Place:Lammas with Little Hautbois, Norfolk, England

NameLammas with Little Hautbois
Alt namesLamassource: alternate spelling
Lammas with Hautbois Parva
TypeParish (ancient), Civil parish
Coordinates52.75°N 1.333°E
Located inNorfolk, England     (1481 - 1935)
See alsoSouth Erpingham Hundred, Norfolk, Englandhundred in which it was located
Aylsham Rural, Norfolk, Englandrural district in which it was located 1894-1935
Buxton with Lammas, Norfolk, Englandcivil parish into which it was merged in 1935
source: Family History Library Catalog

In 1481 the ancient parishes of Little Hautbois and Lammas (redirected here) were united as the parish of Lammas with Little Hautbois. In earlier centuries, agriculture was the main industry in the area. William White reported in his gazetteer of 1845 that, taken together the settlements had a population of about 300 people in 829 acres. (Source: GENUKI)

The two settlements continued as an ecclesiastical and then as a civil parish until 1935 when a second merger took place, this time with the parish of Buxton as Buxton with Lammas.

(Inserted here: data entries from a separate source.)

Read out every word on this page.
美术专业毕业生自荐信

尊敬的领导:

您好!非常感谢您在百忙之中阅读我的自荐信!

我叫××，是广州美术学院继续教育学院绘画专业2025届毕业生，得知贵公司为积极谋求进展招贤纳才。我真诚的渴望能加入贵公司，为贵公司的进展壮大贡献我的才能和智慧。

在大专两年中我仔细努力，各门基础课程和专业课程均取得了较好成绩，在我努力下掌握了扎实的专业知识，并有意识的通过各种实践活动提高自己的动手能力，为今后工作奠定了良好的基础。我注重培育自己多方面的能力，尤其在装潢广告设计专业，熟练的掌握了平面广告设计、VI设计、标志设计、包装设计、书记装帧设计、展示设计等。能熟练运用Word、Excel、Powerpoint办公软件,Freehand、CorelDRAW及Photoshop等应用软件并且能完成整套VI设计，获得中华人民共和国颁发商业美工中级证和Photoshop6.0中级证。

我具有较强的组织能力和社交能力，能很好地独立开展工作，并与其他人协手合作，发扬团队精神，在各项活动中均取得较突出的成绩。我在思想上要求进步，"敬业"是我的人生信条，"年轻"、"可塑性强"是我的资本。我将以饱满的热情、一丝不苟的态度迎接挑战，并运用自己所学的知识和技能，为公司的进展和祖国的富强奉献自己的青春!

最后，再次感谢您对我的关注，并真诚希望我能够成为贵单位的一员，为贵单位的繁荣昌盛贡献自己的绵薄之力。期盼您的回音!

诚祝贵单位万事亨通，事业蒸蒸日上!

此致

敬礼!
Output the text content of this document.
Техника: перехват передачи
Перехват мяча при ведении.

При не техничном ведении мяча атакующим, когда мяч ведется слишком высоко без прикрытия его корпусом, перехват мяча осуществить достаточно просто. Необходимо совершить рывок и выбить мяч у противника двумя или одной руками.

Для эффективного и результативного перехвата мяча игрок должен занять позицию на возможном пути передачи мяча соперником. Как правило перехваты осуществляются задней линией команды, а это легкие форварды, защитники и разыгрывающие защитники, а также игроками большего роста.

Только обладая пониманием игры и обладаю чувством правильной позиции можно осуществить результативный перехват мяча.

Buxton is situated across the River Bure from Lammas.


Lammas (often Lamas) is historically an ecclesiastical parish in its own right, and for centuries had its own Rector.

A Vision of Britain through Time provides the following description of Lammas from John Marius Wilson's Imperial Gazetteer of England and Wales of 1870-72:

"LAMMAS, a parish, with a village, in Aylsham district, Norfolk; on the river Bure, 5 miles SE of Aylsham, and 9 NNE of Norwich [railway] station. Post-town: Hevingham, under Norwich. Acres: 500. Real property, with Little Hautbois: £1,860. Population: 291. Houses: 60. The property is subdivided. The manor belongs to the Rev. W. H. Marsh. The living is a rectory, united with the rectory of Little Hautbois, in the diocese of Norwich. Value: £250. Patron: the Rev. W. H. Marsh. The church consists of nave and chancel, with S porch and low embattled tower. There are chapels for Baptists and Wesleyans."

The two spelling of Lammas and Lamas appear to be interchangeable.

Little Haubois

Little Hautbois is a small hamlet, part of the parish of Lammas. The name is pronounced 'Hobbis', and can be seen thus spelled on a memorial on the outside of nearby Lammas Church.

"The church of Little Hautbois, once owned by the monks of St Benet's Abbey, fell into ruin in the 15th century when the parish was amalgamated with that of Lamas. Although ruins were still visible in the 18th century, no sign of the building now remains above ground; the only trace of its existence is a depression in the grounds of Little Hautbois Hall. Little Hautbois has the feel of an isolated rural community now, but two former main transport routes pass through it: the River Bure, canalized in the 18th century to allow navigation up to Aylsham, and the Bure Valley Railway, now a light steam railway but formerly a full-sized railway." (Source: Wikipedia on Little Hautbois) The article also includes a description of Little Hautbois Hall.

Research Tips

GENUKI provides some references for Lammas. Some entries lead to free online transcriptions of registers and censuses. White's Gazetteer transcription includes a list of inhabitants in 1845.
GENUKI provides some references for Little Hautbois. Some entries lead to free online transcriptions of registers and censuses.